Why the "Recommended fix" in the finding is unnecessary
The proposed if/else rewrite:
if (offset >= length) {
size_t net = offset - length;
imgp->args->begin_envv += net; ...
} else {
size_t net = length - offset;
imgp->args->begin_envv -= net; ...
}
β¦is semantically identical to the existing code. It computes the same
pointer deltas and the same space value. It is arguably more readable
(defense-in-depth / clarity), but it does not fix a bug because there is
no bug: the original modular arithmetic already produces the correct result in
both branches. A purely cosmetic hardening patch could be entertained for
readability, but no security fix is warranted.

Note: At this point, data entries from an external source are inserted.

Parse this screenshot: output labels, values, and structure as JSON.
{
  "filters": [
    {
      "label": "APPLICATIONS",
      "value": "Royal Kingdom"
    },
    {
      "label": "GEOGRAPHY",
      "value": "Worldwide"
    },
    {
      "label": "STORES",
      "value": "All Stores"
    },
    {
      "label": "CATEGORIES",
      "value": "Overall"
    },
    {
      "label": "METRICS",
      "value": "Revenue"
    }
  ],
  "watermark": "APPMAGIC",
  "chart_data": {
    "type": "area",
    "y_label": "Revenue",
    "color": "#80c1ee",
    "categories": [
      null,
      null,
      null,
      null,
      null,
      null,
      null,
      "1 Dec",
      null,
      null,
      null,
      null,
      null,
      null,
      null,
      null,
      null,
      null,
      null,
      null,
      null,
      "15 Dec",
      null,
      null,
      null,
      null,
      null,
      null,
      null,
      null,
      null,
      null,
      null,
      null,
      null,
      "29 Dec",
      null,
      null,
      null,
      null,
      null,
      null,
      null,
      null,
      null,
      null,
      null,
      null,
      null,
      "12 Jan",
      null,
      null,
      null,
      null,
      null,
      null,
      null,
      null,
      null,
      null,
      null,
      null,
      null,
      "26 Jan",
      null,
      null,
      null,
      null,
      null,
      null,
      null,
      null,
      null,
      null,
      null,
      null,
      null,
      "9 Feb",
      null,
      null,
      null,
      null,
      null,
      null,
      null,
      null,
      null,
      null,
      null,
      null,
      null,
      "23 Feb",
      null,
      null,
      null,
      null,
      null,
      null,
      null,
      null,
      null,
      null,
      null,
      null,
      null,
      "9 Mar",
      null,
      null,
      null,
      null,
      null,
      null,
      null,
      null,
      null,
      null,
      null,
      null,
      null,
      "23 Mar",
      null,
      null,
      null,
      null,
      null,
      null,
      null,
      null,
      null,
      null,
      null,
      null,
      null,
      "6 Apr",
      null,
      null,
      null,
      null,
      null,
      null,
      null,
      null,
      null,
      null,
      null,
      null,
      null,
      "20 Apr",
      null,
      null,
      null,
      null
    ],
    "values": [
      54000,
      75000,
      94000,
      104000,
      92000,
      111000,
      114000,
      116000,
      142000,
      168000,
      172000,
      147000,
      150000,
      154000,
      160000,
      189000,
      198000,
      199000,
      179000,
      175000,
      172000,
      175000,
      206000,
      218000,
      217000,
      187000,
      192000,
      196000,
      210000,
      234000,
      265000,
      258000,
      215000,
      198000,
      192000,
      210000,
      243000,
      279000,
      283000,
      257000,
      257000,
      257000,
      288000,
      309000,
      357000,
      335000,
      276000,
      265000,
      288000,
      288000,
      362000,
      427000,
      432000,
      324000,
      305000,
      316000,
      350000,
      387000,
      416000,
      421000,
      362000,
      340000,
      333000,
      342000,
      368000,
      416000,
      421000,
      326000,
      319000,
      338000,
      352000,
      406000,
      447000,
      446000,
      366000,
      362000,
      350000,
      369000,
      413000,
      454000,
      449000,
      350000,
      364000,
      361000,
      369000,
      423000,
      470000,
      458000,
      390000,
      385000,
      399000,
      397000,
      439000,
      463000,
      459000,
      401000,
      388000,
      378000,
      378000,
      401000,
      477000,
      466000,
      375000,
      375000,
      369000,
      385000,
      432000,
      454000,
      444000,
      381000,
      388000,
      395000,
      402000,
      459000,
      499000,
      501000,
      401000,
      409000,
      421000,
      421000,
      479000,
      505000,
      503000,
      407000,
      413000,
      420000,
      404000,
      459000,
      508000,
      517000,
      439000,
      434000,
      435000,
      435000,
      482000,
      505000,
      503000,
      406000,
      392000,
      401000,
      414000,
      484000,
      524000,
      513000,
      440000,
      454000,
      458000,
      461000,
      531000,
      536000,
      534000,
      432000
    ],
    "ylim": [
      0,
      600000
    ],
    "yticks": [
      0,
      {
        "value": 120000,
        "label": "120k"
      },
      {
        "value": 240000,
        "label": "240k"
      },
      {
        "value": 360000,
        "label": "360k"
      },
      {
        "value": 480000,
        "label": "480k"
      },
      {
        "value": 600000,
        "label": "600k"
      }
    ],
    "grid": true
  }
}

Files in this evidence pack
| File | Purpose |
|---|---|
trigger.c |
supplied PoC (unchanged): exec #!/bin/sh with long argv[0] |
setup.sh |
supplied: creates /tmp/df0243_s |
math_proof.c |
new: proves the wrap == signed op for all 3 fields |
build.sh |
exact build commands |
run.sh |
exact run command (sweeps several argv[0] lengths) |
build.log |
full compiler output, final successful build |
run.log |
full decisive run (256 B) + length sweep |
env.txt |
guest uname, cc version, kern.argmax |
manifest.json |
machine-readable catalog |
No panic.txt (no panic occurred). No fix.diff (pure false positive β no code
change warranted).
Confirmed kernel references
- sys/kern/imgact_shell.c:117
- sys/kern/imgact_shell.c:118
- sys/kern/imgact_shell.c:120
- sys/kern/imgact_shell.c:126
- sys/kern/imgact_shell.c:127
- sys/kern/imgact_shell.c:128
- sys/kern/imgact_shell.c:129
- sys/sys/imgact.h:42
- sys/sys/imgact.h:43
- sys/sys/imgact.h:44
- sys/sys/imgact.h:46
- sys/kern/kern_exec.c:1166
- sys/kern/kern_exec.c:1220
- sys/sys/syslimits.h:47
Detail
Evidence (decisive lines)
findings/poc/DF-0243/run.log shows DF0243_SCRIPT_RAN + DF0243_NO_PANIC at all 6 argv[0] lengths with RUN_SH_EXIT=0; guest status 'up' after the sweep. findings/poc/DF-0243/math_proof.c output (in run.log) shows begin_envv/endp/space all ALL MATCH between buggy-path (0x1016/0x1016/262122), intended (0x1016/0x1016/262122), and expected (buf+22 / ARG_MAX-22=262122). build.log shows clean build. env.txt captures uname 6.5-DEVELOPMENT and kern.argmax=262144. No panic.txt (no panic occurred).
PoC changes
Added math_proof.c (standalone proof that the size_t wrap == signed op for all 3 fields) and the build.sh/run.sh/env.txt/VERDICT.md/README.md/manifest.json evidence-pack files. The supplied trigger.c and setup.sh were used unchanged (they already built and ran correctly on the first try).
Verdict
FALSE POSITIVE. The size_t subtraction offset -= length at sys/kern/imgact_shell.c:126 DOES underflow when argv[0] is longer than interpreter+fname, but the wrap is mathematically harmless: begin_envv/endp are char * (sys/sys/imgact.h:42-44), so adding SIZE_MAX-K is identical mod 2^64 to subtracting K+1 -- the pointer lands at the correct intended offset (buf+22 for the finding's example), safely inside the ARG_MAX+PATH_MAX args buffer. space is int (sys/sys/imgact.h:46); (int)((size_t)space - wrapped_offset) truncates back to the correct value because |length-offset| <= ARG_MAX+PAGE_SIZE << INT_MAX. Confirmed at runtime: the trigger exec'd #!/bin/sh with argv[0] lengths 256, 1024, 4096, 32768, 131072, and 262140 (~ARG_MAX) -- every run printed DF0243_SCRIPT_RAN (script ran normally), no panic, no dmesg warning, guest stayed up. math_proof.c in the folder reproduces the exact kernel arithmetic and shows the 'buggy' path, the intended signed path, and the expected post-rearrangement value ALL MATCH for begin_envv, endp, and space.